Tuesday, February 01, 2005

Shall we Dance

This is a remake of a 1996 Japanese film which hardly anyone will have seen, but which was rather good as romantic comedies go, focusing on the need of straightjacketed businessmen to rebel against the regimentation of Japanese daily life, albeit only through dancing. For the Americanised version, a middle aged suburban lawyer (Richard Gere) is having a bit of a mid-life crisis - not quite as insightful or broad in scope as the Japanese take, it must be said. Despite being nicely content in his marriage (the wife played by the still gorgeous Susan Sarandon), something seems to be missing, and only ballroom dancing lessons can satisfy him. Oh, the fact that his teacher looks like Jennifer Lopez probably helps a bit too.

Boosting the relatively basic storyline with big names is probably giving the fairly unimaginative plot and unsubtle script more than it deserves, but then with this kind of largely heartwarming tale, complexity and delicacy of touch are rarely warranted. The point here is for Gere to look manly, Lopez to look sexy, and both of them to dance well. To be fair, they manage this pretty effectively. It does exactly what is says on the tin.

Whether, since his turn in Chicago, this will prove to be Richard Gere’s new career path remains to be seen, but this is the first film he’s done since that popular musical, and once again he’s showing off his fancy footwork while trying to flirt with (though not necessarily actually seduce) women somewhat younger than himself. In Chicago it was Catherine Zeta Jones and Renée Zellweger, this time it’s J-Lo.

All that really matters, however, is whether they can both dance – and that they certainly can, even if Gere is looking a tad podgy these days – and whether it’s a nice, fluffy tale of human nature and decency winning out over adversity of some kind. Not that the adversity here is that great – the guy is basically just a bit bored – but still.

Sadly Susan Sarandon is utterly wasted in this film as the doting but worried wife who suspects an affair. Presumably they just offered her such a vast amount of money that she couldn’t turn it down. Her basic role is to look a tad upset most of the time while Gere’s off prancing about the place with Lopez and the other denizens of her dance studio.
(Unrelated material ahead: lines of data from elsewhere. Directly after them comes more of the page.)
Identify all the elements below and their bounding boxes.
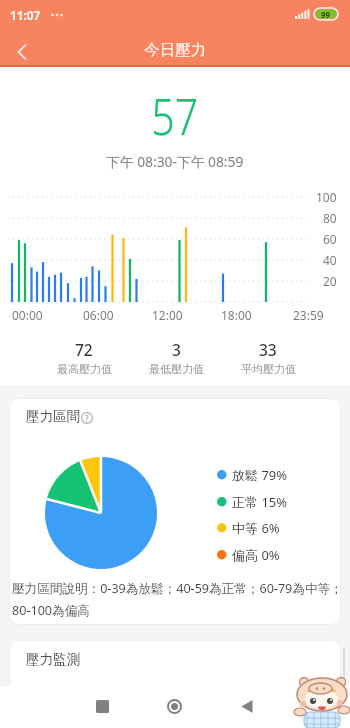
staticText: ? xyxy=(85,413,89,424)
staticText: 60 xyxy=(323,231,337,247)
button[interactable]: 放鬆 79% xyxy=(217,466,288,484)
staticText: 99 xyxy=(321,9,331,20)
staticText: 00:00 xyxy=(12,307,43,323)
button[interactable]: 正常 15% xyxy=(217,493,288,511)
staticText: 06:00 xyxy=(83,307,114,323)
staticText: 壓力區間說明：0-39為放鬆；40-59為正常；60-79為中等； 80-100… xyxy=(12,580,341,619)
staticText: 放鬆 79% xyxy=(232,466,288,484)
staticText: 80 xyxy=(323,210,337,226)
staticText: 72 xyxy=(75,339,93,360)
staticText: 33 xyxy=(259,339,277,360)
staticText: 11:07 xyxy=(10,7,41,23)
staticText: 平均壓力值 xyxy=(241,362,296,376)
staticText: 最高壓力值 xyxy=(57,362,112,376)
staticText: 壓力區間 xyxy=(26,408,80,425)
staticText: 12:00 xyxy=(152,307,183,323)
button[interactable]: 壓力監測 xyxy=(9,640,341,700)
button[interactable] xyxy=(294,672,350,728)
staticText: 下午 08:30-下午 08:59 xyxy=(106,152,244,171)
staticText: 18:00 xyxy=(221,307,252,323)
staticText: 壓力監測 xyxy=(26,651,80,668)
button[interactable] xyxy=(235,694,259,718)
staticText: 57 xyxy=(151,82,199,150)
button[interactable]: ? xyxy=(81,412,93,424)
staticText: 最低壓力值 xyxy=(149,362,204,376)
button[interactable] xyxy=(90,694,114,718)
button[interactable]: 壓力區間 xyxy=(9,398,341,625)
button[interactable]: 偏高 0% xyxy=(217,546,280,564)
staticText: 偏高 0% xyxy=(232,546,280,564)
staticText: 23:59 xyxy=(293,307,324,323)
staticText: 正常 15% xyxy=(232,493,288,511)
button[interactable]: 中等 6% xyxy=(217,519,280,537)
staticText: 中等 6% xyxy=(232,519,280,537)
staticText: 今日壓力 xyxy=(144,40,206,60)
staticText: 40 xyxy=(323,252,337,268)
staticText: 3 xyxy=(172,339,181,360)
button[interactable] xyxy=(8,39,36,64)
button[interactable] xyxy=(162,694,186,718)
staticText: 100 xyxy=(316,189,337,205)
staticText: 20 xyxy=(323,273,337,289)
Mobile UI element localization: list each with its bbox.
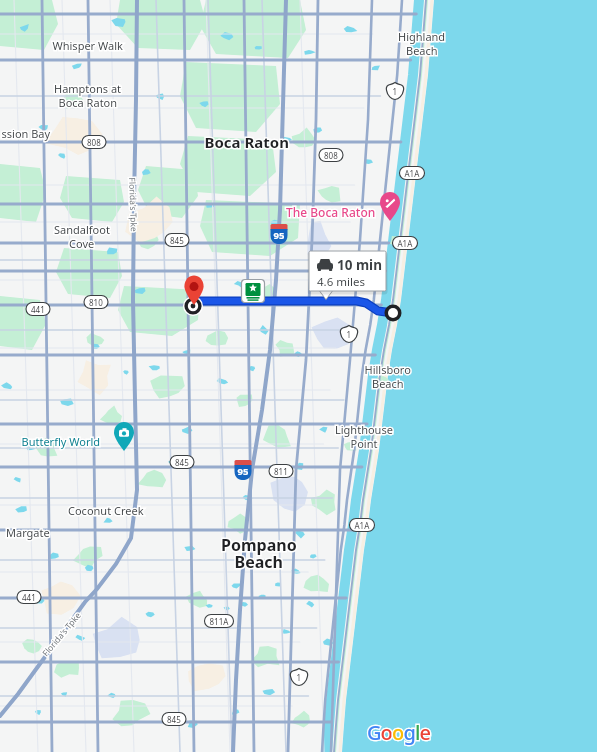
button[interactable]: Map showing driving route, 10 min, 4.6 m…	[0, 0, 597, 752]
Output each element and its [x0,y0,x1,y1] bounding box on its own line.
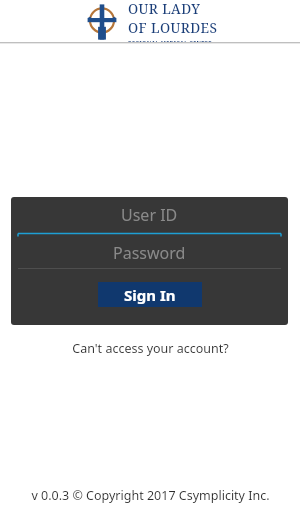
staticText: v 0.0.3 © Copyright 2017 Csymplicity Inc… [31,487,270,504]
staticText: OF LOURDES [128,19,218,37]
staticText: REGIONAL MEDICAL CENTER [128,39,213,43]
staticText: Can't access your account? [72,340,229,357]
staticText: Sign In [124,285,176,305]
staticText: User ID [121,204,178,226]
button[interactable]: User ID [11,197,288,232]
staticText: OUR LADY [128,0,201,18]
button[interactable]: Sign In [98,282,202,307]
button[interactable]: Password [11,237,288,268]
button[interactable]: Can't access your account? [0,338,300,358]
staticText: Password [113,242,186,264]
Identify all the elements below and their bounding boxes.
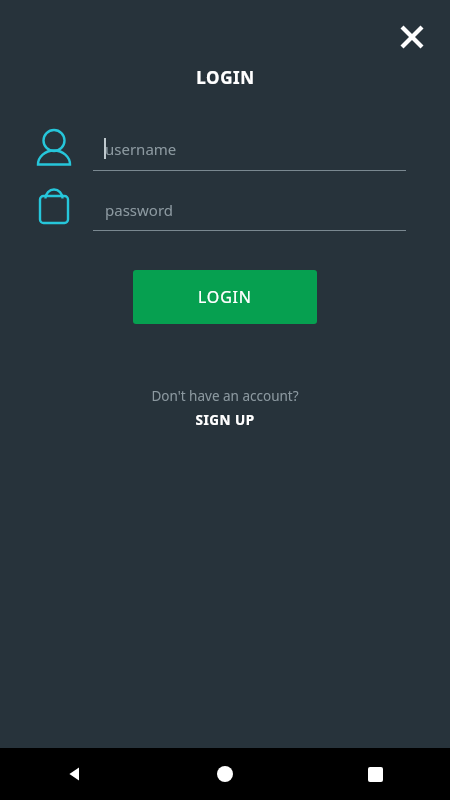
staticText: SIGN UP <box>195 411 255 429</box>
button[interactable]: Recent apps <box>300 748 450 800</box>
button[interactable]: Home <box>150 748 300 800</box>
button[interactable]: password <box>93 189 406 231</box>
button[interactable]: Close <box>392 17 432 57</box>
button[interactable]: SIGN UP <box>187 410 263 430</box>
staticText: Don't have an account? <box>151 387 299 405</box>
staticText: LOGIN <box>196 66 255 89</box>
staticText: password <box>105 200 173 220</box>
button[interactable]: LOGIN <box>133 270 317 324</box>
staticText: username <box>105 139 177 159</box>
button[interactable]: Back <box>0 748 150 800</box>
staticText: LOGIN <box>198 286 252 308</box>
button[interactable]: username <box>93 128 406 171</box>
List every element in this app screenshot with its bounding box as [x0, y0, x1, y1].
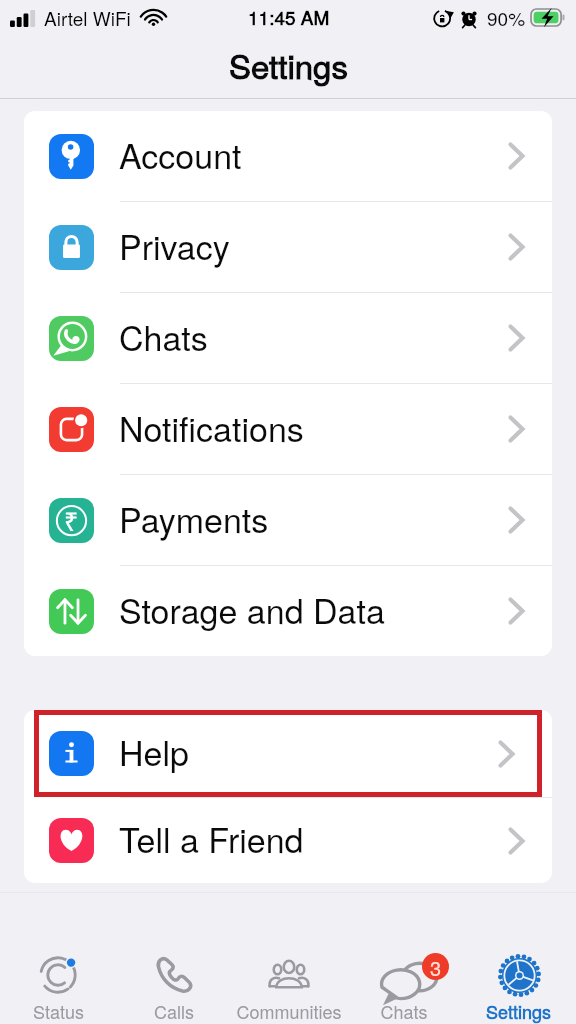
button[interactable]: Notifications	[24, 384, 552, 474]
staticText: Account	[119, 130, 242, 179]
staticText: Chats	[119, 312, 208, 361]
button[interactable]: Chats	[24, 293, 552, 383]
button[interactable]: Help	[34, 710, 542, 797]
staticText: Calls	[154, 998, 194, 1024]
staticText: Settings	[229, 41, 348, 88]
staticText: Settings	[486, 998, 551, 1024]
button[interactable]: Tell a Friend	[24, 798, 552, 883]
staticText: Payments	[119, 494, 269, 543]
staticText: ₹	[64, 504, 79, 538]
other: Calls	[153, 954, 195, 996]
staticText: Chats	[380, 998, 428, 1024]
staticText: Storage and Data	[119, 585, 385, 634]
other: Status	[38, 955, 78, 995]
button[interactable]: Settings	[461, 893, 576, 1024]
other: Settings	[498, 954, 541, 997]
button[interactable]: Privacy	[24, 202, 552, 292]
staticText: Status	[33, 998, 84, 1024]
staticText: 11:45 AM	[248, 3, 330, 30]
button[interactable]: Status	[0, 893, 116, 1024]
staticText: Help	[119, 727, 189, 776]
staticText: Airtel WiFi	[44, 4, 131, 31]
button[interactable]: Account	[24, 111, 552, 201]
staticText: Notifications	[119, 403, 304, 452]
other: Chats	[371, 953, 449, 1007]
button[interactable]: Storage and Data	[24, 566, 552, 656]
other: Communities	[264, 950, 314, 1000]
staticText: 3	[430, 953, 442, 980]
staticText: 90%	[487, 4, 526, 31]
button[interactable]: Chats	[346, 893, 461, 1024]
button[interactable]: ₹	[24, 475, 552, 565]
staticText: Privacy	[119, 221, 230, 270]
button[interactable]: Communities	[231, 893, 346, 1024]
button[interactable]: Calls	[116, 893, 231, 1024]
staticText: Tell a Friend	[119, 814, 304, 863]
staticText: Communities	[236, 998, 342, 1024]
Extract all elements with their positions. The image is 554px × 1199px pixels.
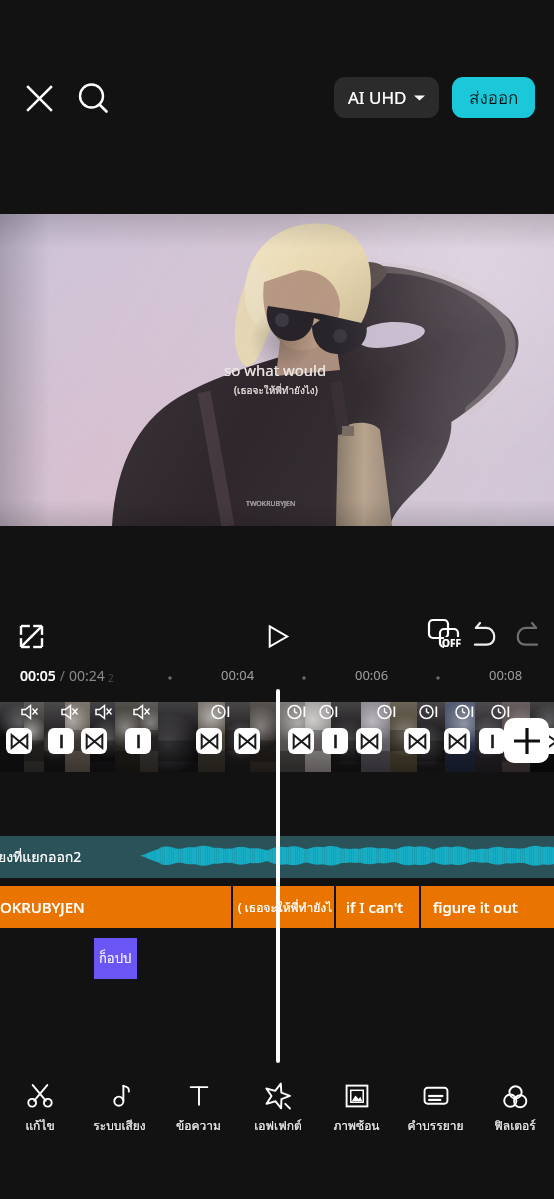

Naturally enough, as one of those soppy, supposedly life-affirming pieces of dross Hollywood often churns out, everything works out fine in the end – that much is obvious from the trailer, let alone the film itself. And this is precisely the sort of film which is only likely to be watched by people who already know how it ends.

Bland romantic comedies like this remain perennially popular, and it is nearly impossible for those who don’t like them to work out why. It’s not that they, or indeed this film, is necessarily “bad”. It’s just got so few surprises in that it seems to resemble Gere’s mind-numbing life at the start of the movie. Perhaps you’d be better off taking a leaf out of his book and going to a dance class instead.